« Dans un peu plus de 3 mois, 250 patients français souffrant du diabète de type 1 seront privés des pompes à insuline qui les maintiennent en vie. La société Medtronic qui les fabrique cesse son activité privant donc ces personnes de leur seul moyen de subsistance. Le gouvernement français et la Commission européenne ont été interpellés : du côté français, la réponse fut brève et sans aucune piste de solution ; la Commission européenne, elle, n’a même pas daigné répondre … Ce manque de respect et d’intérêt de la part des institutions nationales et européennes pour le sort de ces patients est un scandale » tempête l’Eurodéputé PS Eric Andrieu.

Un manque d’anticipation

D’ici la fin du mois de juin, la société Medtronic, leader mondial des technologies médicales cessera donc la confection de la pompe à insuline dont elle est l’unique fabricant au monde. Cette décision a été prise par l’entreprise en 2017… Depuis les autorités nationales et européennes n’ont pas bougé.

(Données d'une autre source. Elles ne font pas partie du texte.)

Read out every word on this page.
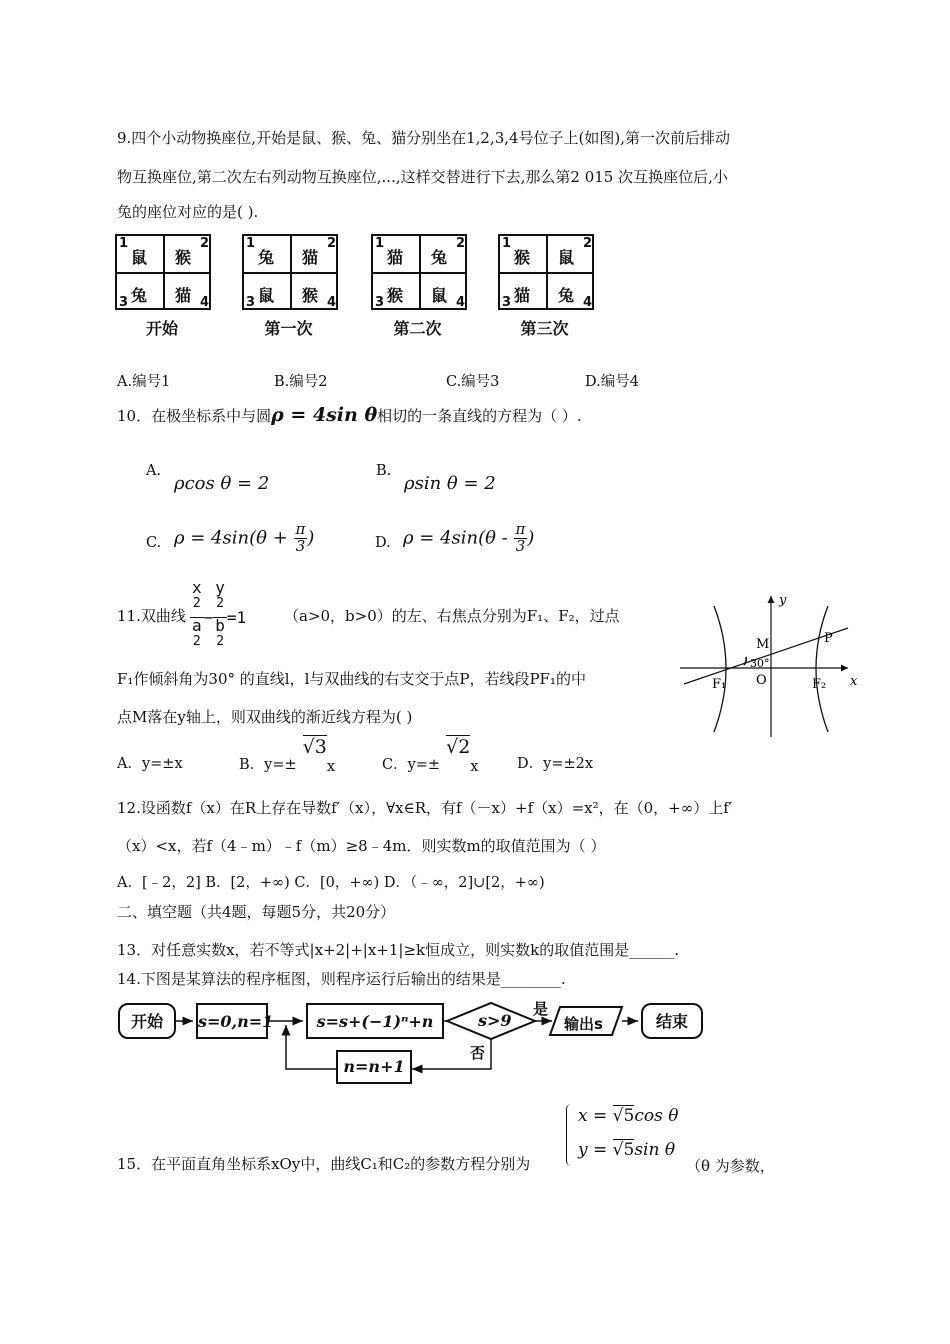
9.四个小动物换座位,开始是鼠、猴、兔、猫分别坐在1,2,3,4号位子上(如图),第一次前后排动
物互换座位,第二次左右列动物互换座位,...,这样交替进行下去,那么第2 015 次互换座位后,小
兔的座位对应的是( ).
1
鼠
2
猴
3 兔	4
猫
开始
1
兔
2
猫
3 鼠	4
猴
第一次
1
猫
2
兔
3 猴	4
鼠
第二次
1
猴
2
鼠
3 猫	4
兔
第三次
A.编号1	B.编号2	C.编号3	D.编号4
10．在极坐标系中与圆ρ = 4sin θ相切的一条直线的方程为（ ）.
A.
ρcos θ = 2
B.
ρsin θ = 2
C. $\rho = 4\sin(\theta + \frac{\pi}{3}$ )	D. $\rho = 4\sin(\theta - \frac{\pi}{3}$ )
11.双曲线 x
$^2$
a
$^2$ − y
$^2$
b
$^2$ =1	（a>0，b>0）的左、右焦点分别为F₁、F₂，过点
F₁作倾斜角为30° 的直线l，l与双曲线的右支交于点P，若线段PF₁的中
点M落在y轴上，则双曲线的渐近线方程为( )
A．y=±x	B．y=±√3x	C．y=±√2x	D．y=±2x
y
x
M	P
O
F₁	F₂
30°
12.设函数f（x）在R上存在导数f′（x），∀x∈R，有f（－x）+f（x）=x²，在（0，+∞）上f′
（x）<x，若f（4﹣m）﹣f（m）≥8﹣4m．则实数m的取值范围为（ ）
A．[﹣2，2] B．[2，+∞) C．[0，+∞) D．（﹣∞，2]∪[2，+∞)
二、填空题（共4题，每题5分，共20分）
13．对任意实数x，若不等式|x+2|+|x+1|≥k恒成立，则实数k的取值范围是______.
14.下图是某算法的程序框图，则程序运行后输出的结果是________.
开始	s=0,n=1	s=s+(−1)ⁿ+n	s>9
是
否
输出s	结束
n=n+1
15．在平面直角坐标系xOy中，曲线C₁和C₂的参数方程分别为
x = √5cos θ
y = √5sin θ
（θ 为参数，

Les deux concurrents qui pourraient prendre la place de Medtronic sur le marché pourraient fabriquer des pompes à insuline en 2023, et ce dans la plus optimiste des hypothèses.

« Ces 3 années (voire plus) d’interruption de traitement est une véritable catastrophe. Ce délai condamne les patients à de très graves complications, surtout lorsque l’on sait qu’il n’existe pas d’alternative médicale viable ».

 

Les réponses françaises et européennes proches du néant

Le collectif des diabétiques implantés ainsi que plusieurs élus ont interpellé la ministre de la Santé et ont reçu comme seule réponse « Nos services réservent un examen attentif à cette demande », sans que la situation n’évolue par la suite.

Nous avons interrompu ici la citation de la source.